The required phosphonate reagent (IV) was prepared by two alternative methods. Bromination of benzylacetone (I) in cold methanol afforded 1-bromo-4-phenyl-2-butanone (II). Subsequent displacement of the bromide ion of (II) with NaI in acetone led to the iodo ketone (III). The desired phosphonate (IV) was then obtained by the Arbuzov reaction of (III) with trimethyl phosphite. Alternatively, alkylation of the dianion of dimethyl 2-oxopropyl phosphonate (V) with benzyl bromide led to phosphonate (IV).
The title compound was prepared starting from the known bicyclic lactone (VI). Oxidation of the primary alcohol function of (VI) to the corresponding aldehyde (VII) was accomplished by either following the Pfitzner-Moffat method or by means of Dess-Martin perodinane reagent. Aldehyde (VII) was then converted to enone (IX) by Wittig reaction with the phosphonium salt (VIII) or, in a related method, by Wadsworth-Emmons condensation of (VII) with phosphonate (IV). Stereoselective reduction of enone (IX) with either L-selectride or (-)-B-chlorodiisopinocampheylborane produced the (15S)-allylic alcohol (X) as the major diastereoisomer, which was isolated by flash chromatography. Then, catalytic hydrogenation of the double bond of (X) gave the saturated alcohol (XI). Reduction of the lactone function employing DIBAL led to the protected lactol (XII). Subsequent removal of the phenylbenzoyl group of (XII) with K2CO3 in methanol furnished dihydroxy lactol (XIII). In a variation of this sequence, the phenylbenzoyl group of (XI) was first removed by methanolysis, and the resultant dihydroxy lactone (XIV) was then reduced with DIBAL to lactol (XIII).
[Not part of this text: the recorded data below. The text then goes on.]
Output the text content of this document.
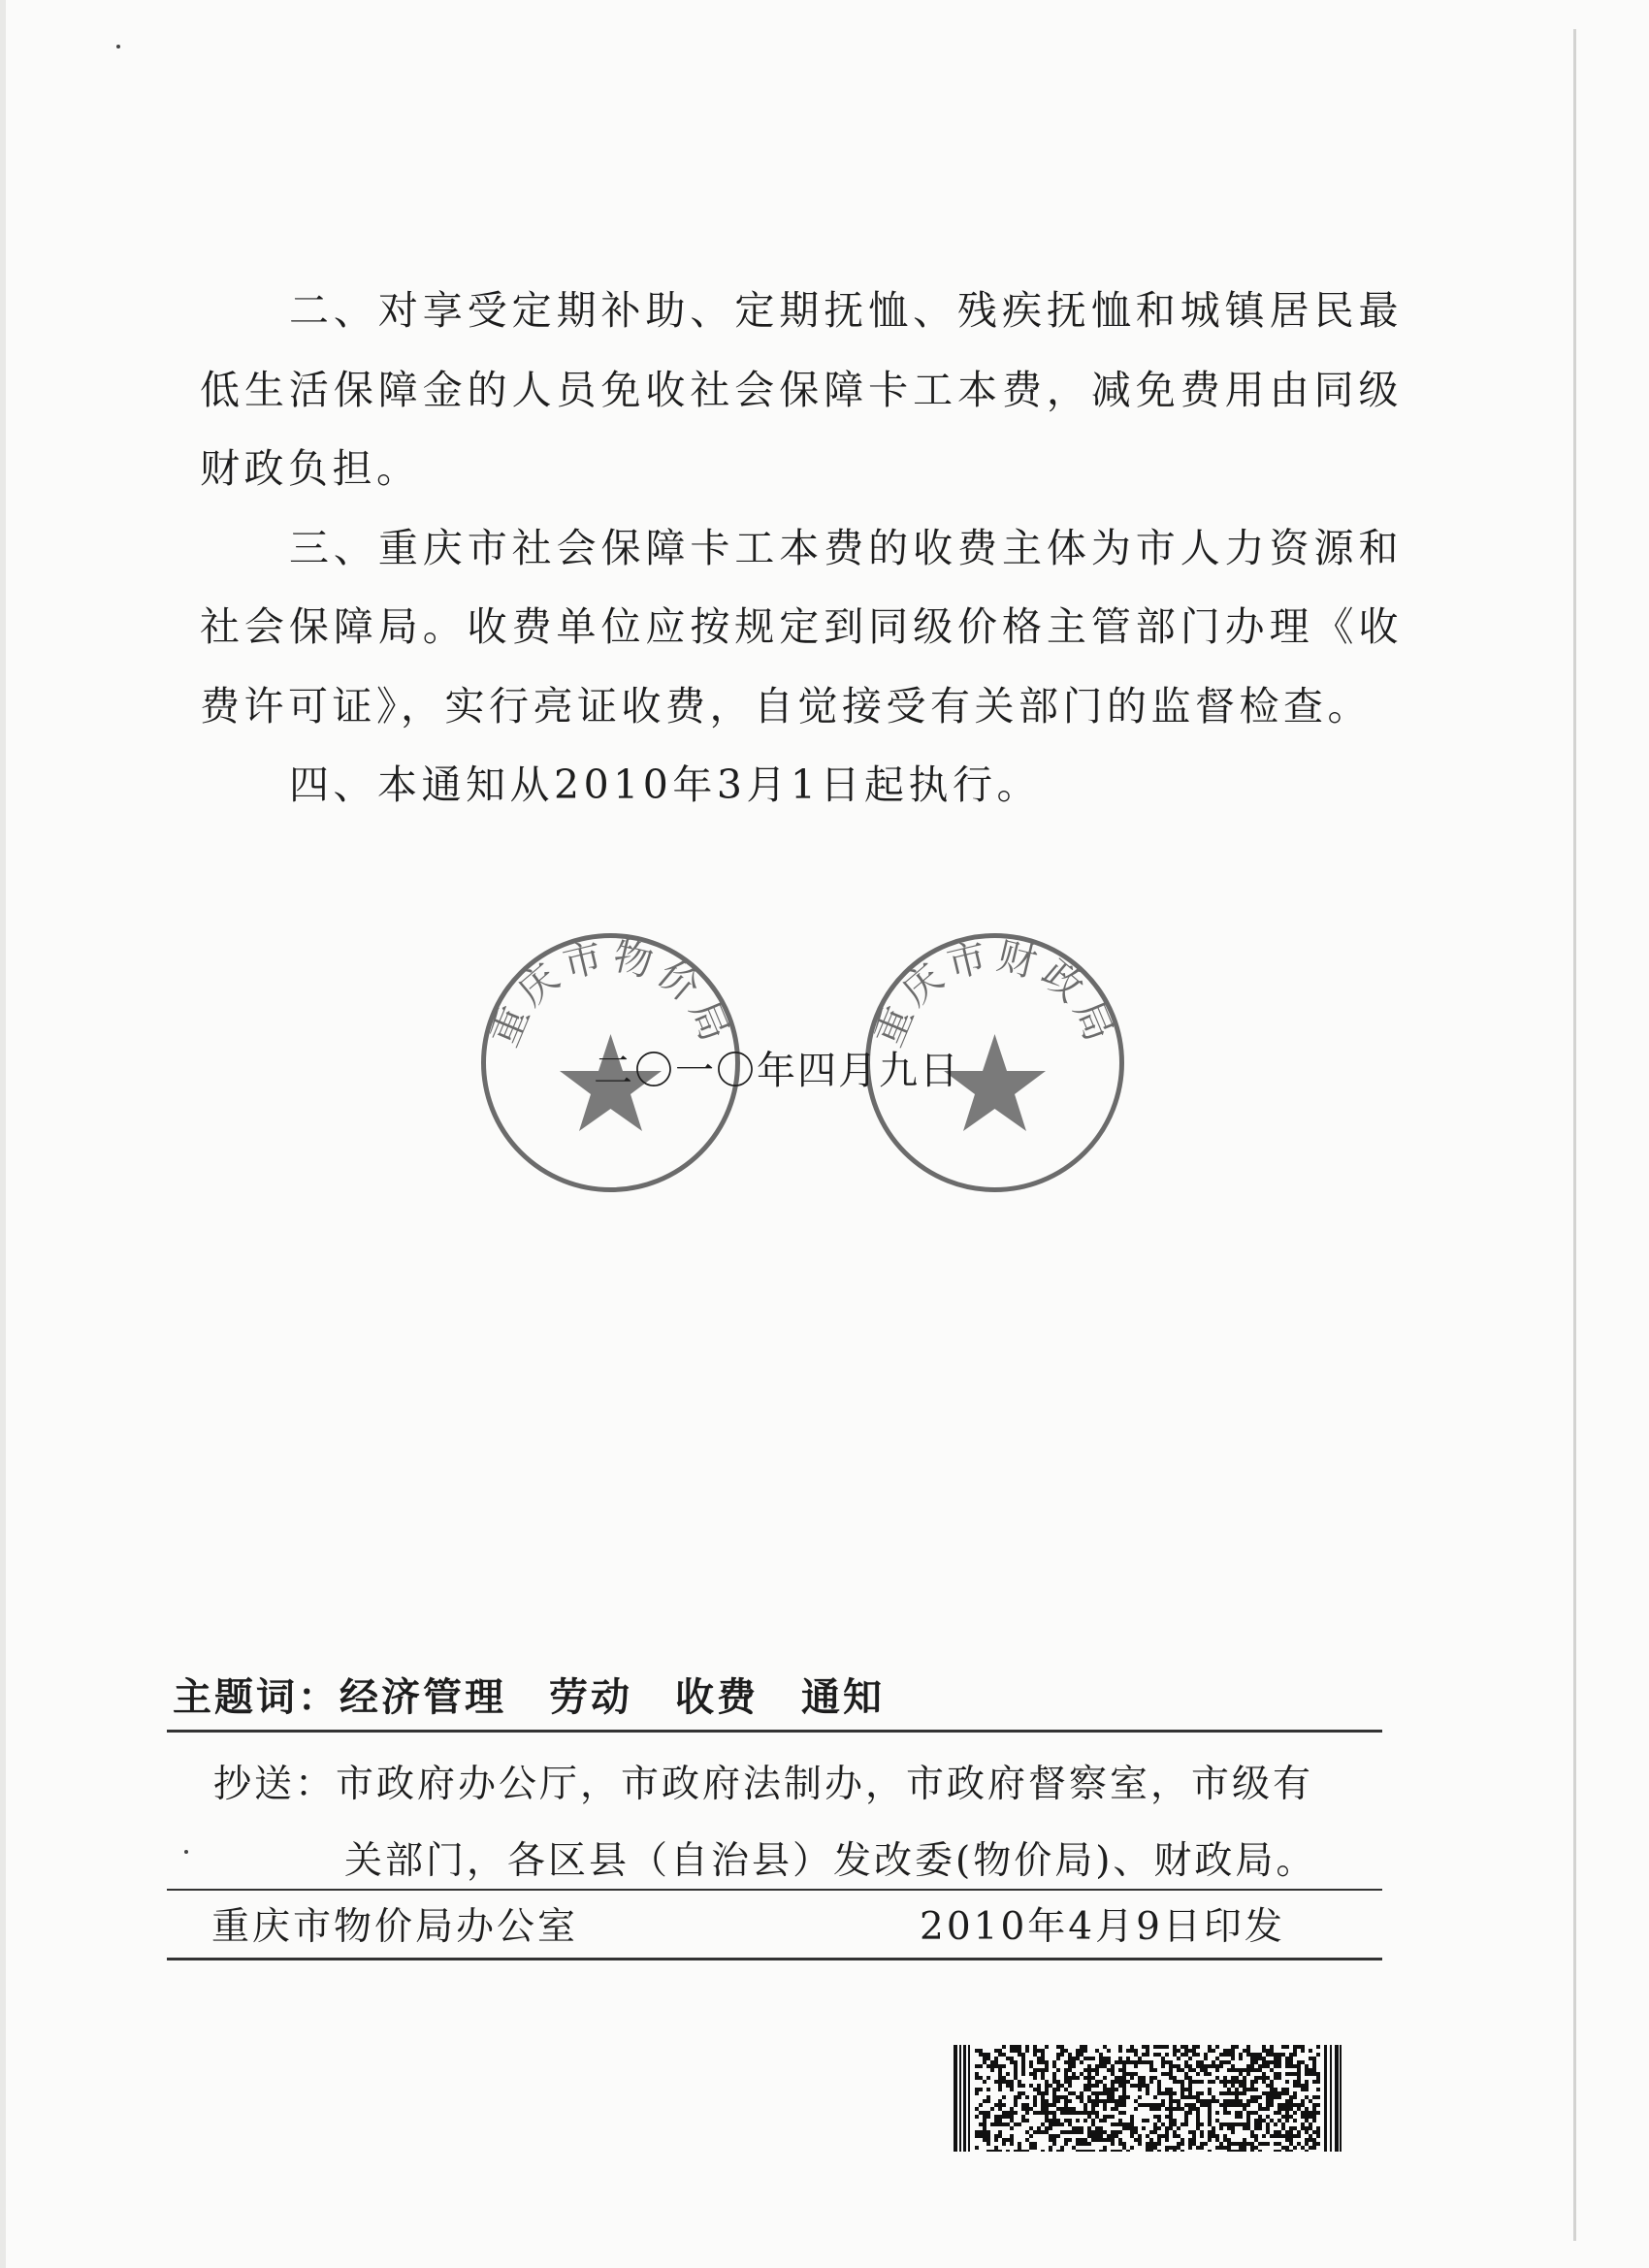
二、对享受定期补助、定期抚恤、残疾抚恤和城镇居民最低生活保障金的人员免收社会保障卡工本费，减免费用由同级财政负担。

三、重庆市社会保障卡工本费的收费主体为市人力资源和社会保障局。收费单位应按规定到同级价格主管部门办理《收费许可证》，实行亮证收费，自觉接受有关部门的监督检查。

四、本通知从2010年3月1日起执行。

重庆市物价局	重庆市财政局
二〇一〇年四月九日
主题词：经济管理 劳动 收费 通知
抄送：市政府办公厅，市政府法制办，市政府督察室，市级有
关部门，各区县（自治县）发改委(物价局)、财政局。
重庆市物价局办公室	2010年4月9日印发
A closely related strategy using tetrahydropyranyl protection has been reported. Protection of the allylic alcohol (X) with dihydropyran in the presence of p-toluenesulfonic acid yielded the tetrahydropyranyl ether (XVII). Catalytic hydrogenation of (XVII) gave rise to (XVIII), which was further reduced to lactol (XIX) employing DIBAL in cold toluene. After methanolysis of the phenylbenzoyl group of (XIX), the resultant lactol (XX) was subjected to Wittig condensation with the phosphonium reagent (XV), yielding olefin (XXI). After conversion of acid (XXI) to the corresponding isopropyl ester(XXII), the tetrahydropyranyl group was removed by means of pyridinium tosylate in MeOH.
Wittig condensation of lactol (XIII) with (carboxybutyl)triphenylphosphonium bromide (XV) in the presence of potassium tert-butoxide produced the Z-olefin (XVI). Conversion of carboxylic acid (XVI) to the title isopropyl ester was then accomplished by alkylation with 2-iodopropane in the presence of DBU.
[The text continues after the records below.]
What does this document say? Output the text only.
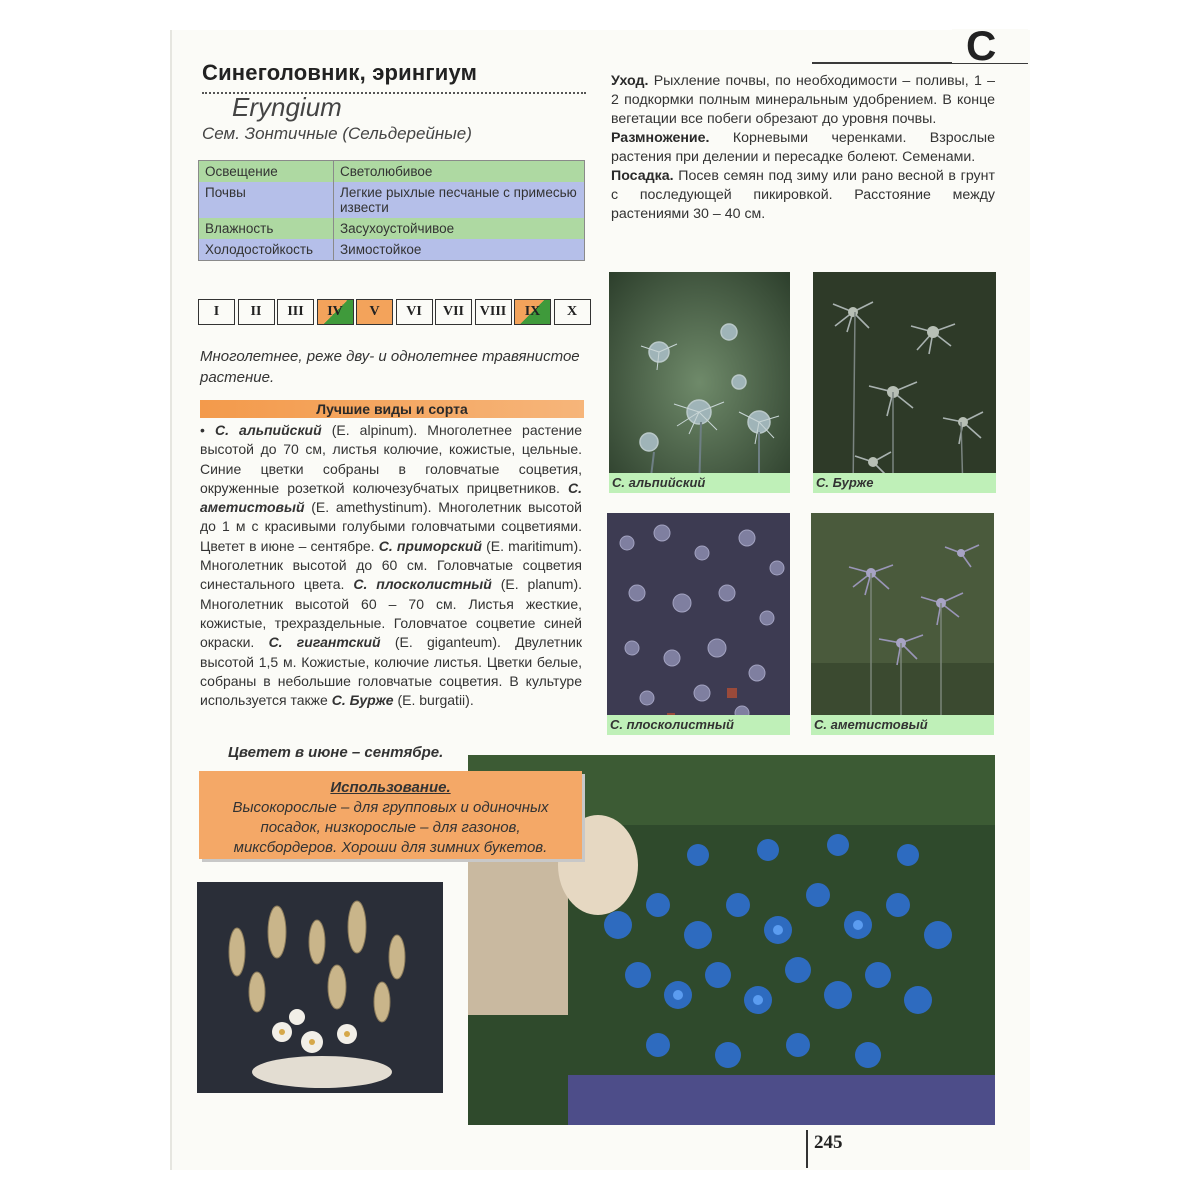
С
Синеголовник, эрингиум
Eryngium
Сем. Зонтичные (Сельдерейные)
Освещение	Светолюбивое
Почвы	Легкие рыхлые песчаные с примесью извести
Влажность	Засухоустойчивое
Холодостойкость	Зимостойкое
I	II	III	IV	V	VI	VII	VIII	IX	X
Многолетнее, реже дву- и однолетнее травянистое растение.
Лучшие виды и сорта
• С. альпийский (E. alpinum). Многолетнее растение высотой до 70 см, листья колючие, кожистые, цельные. Синие цветки собраны в головчатые соцветия, окруженные розеткой колючезубчатых прицветников. С. аметистовый (E. amethystinum). Многолетник высотой до 1 м с красивыми голубыми головчатыми соцветиями. Цветет в июне – сентябре. С. приморский (E. maritimum). Многолетник высотой до 60 см. Головчатые соцветия синестального цвета. С. плосколистный (E. planum). Многолетник высотой 60 – 70 см. Листья жесткие, кожистые, трехраздельные. Головчатое соцветие синей окраски. С. гигантский (E. giganteum). Двулетник высотой 1,5 м. Кожистые, колючие листья. Цветки белые, собраны в небольшие головчатые соцветия. В культуре используется также С. Бурже (E. burgatii).
Цветет в июне – сентябре.
Использование.
Высокорослые – для групповых и одиночных посадок, низкорослые – для газонов, миксбордеров. Хороши для зимних букетов.

Уход. Рыхление почвы, по необходимости – поливы, 1 – 2 подкормки полным минеральным удобрением. В конце вегетации все побеги обрезают до уровня почвы.

Размножение. Корневыми черенками. Взрослые растения при делении и пересадке болеют. Семенами.

Посадка. Посев семян под зиму или рано весной в грунт с последующей пикировкой. Расстояние между растениями 30 – 40 см.

С. альпийский	С. Бурже
С. плосколистный	С. аметистовый
245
In an alternative method, the aldehyde lactone (XXIII) was subjected to Wadsworth-Emmons reaction with phosphonate (IV) to afford enone (XXIV). Stereoselective ketone reduction, followed by catalytic hydrogenation of the resultant allylic alcohol (XXV), provided (XXVI). Both the benzoate ester and the lactone groups of (XXIV) were hydrolyzed by KOH, yielding trihydroxy acid (XXVII), which was further cyclized to lactone (XIV) in boiling toluene. The hydroxyl groups of (XIV) were then protected with ethyl vinyl ether in the presence of trichloroacetic acid to produce the bis-acetal (XXVIII). Reduction of the lactone function of (XXVIII) to the corresponding lactol (XXIX), followed by Wittig reaction with the phosphorane generated from phosphonium salt (XV) and potassium t-butoxide, furnished olefin (XXX). After acidic hydrolysis of the acetal protecting groups of (XXX), the carboxylate function was converted to the corresponding isopropyl ester by treatment with 2-iodopropane and cesium carbonate.